My well-meaning sister said I should just “come home.” She’s wicked smart and knows full well that she isn’t giving me logical advice, that her appeal is about her concern for my safety, and her simple wish to connect with me when CNN tells her that guns have fired in Seattle. “Come home,” she said, meaning the Twin Cities, Minnesota.
But I wouldn’t be safer there, either. And not just from flying bullets.
I wouldn’t be protected from a national culture that refuses to take responsibility for the (literally) dead-serious problem of mental illness.
I wouldn’t be protected from a national culture that tolerates racist systems of oppression, revealed just this week when the shooting deaths of white people by a white shooter made national headlines, but the shooting deaths of black or brown people by black or brown shooters are met with a yawn and a sigh, oh well, isn’t that what life is always like in the Central District?
I wouldn’t be protected from an economic climate of profound, chronic, debilitating anxiety which wears down even the privileged and comfortable, and pushes the people on the edge into the abyss of despair and violence.

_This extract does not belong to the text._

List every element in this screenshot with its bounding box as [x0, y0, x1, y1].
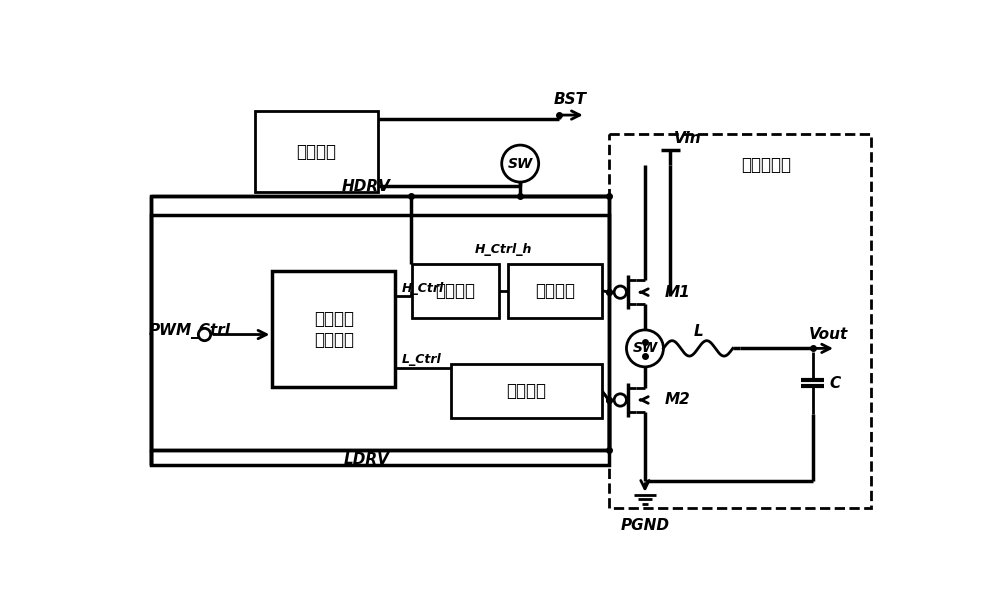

I wouldn’t be protected from a political climate of demented absurdity in which my decision to marry a man is more troubling to so-called “conservatives” than the violence that is destroying lives, families, and communities, seemingly without end.
If “home” is a place where I am protected from all of those things, then I am homeless.
How about this: yes, dear sister, I will come home. But home for me is this: home is where I stand with my friends, neighbors, and even my so-called enemies against violence and ignorance. Home is where I resolve to be a teacher, and a good listener, and a safe and well-informed neighbor…and voter. Home is where I state openly and often that I support leaders who want to take guns off the streets, and ensure that we all pay the high cost of effective mental-health treatment, and the high cost of sound education for everyone’s children, and the high cost of neighborhood renewal and development throughout my beloved city. Home is where I decide to say: Enough. I am going to do more, do my part and then some, to resurrect a safer city from the tragic deaths of my neighbors.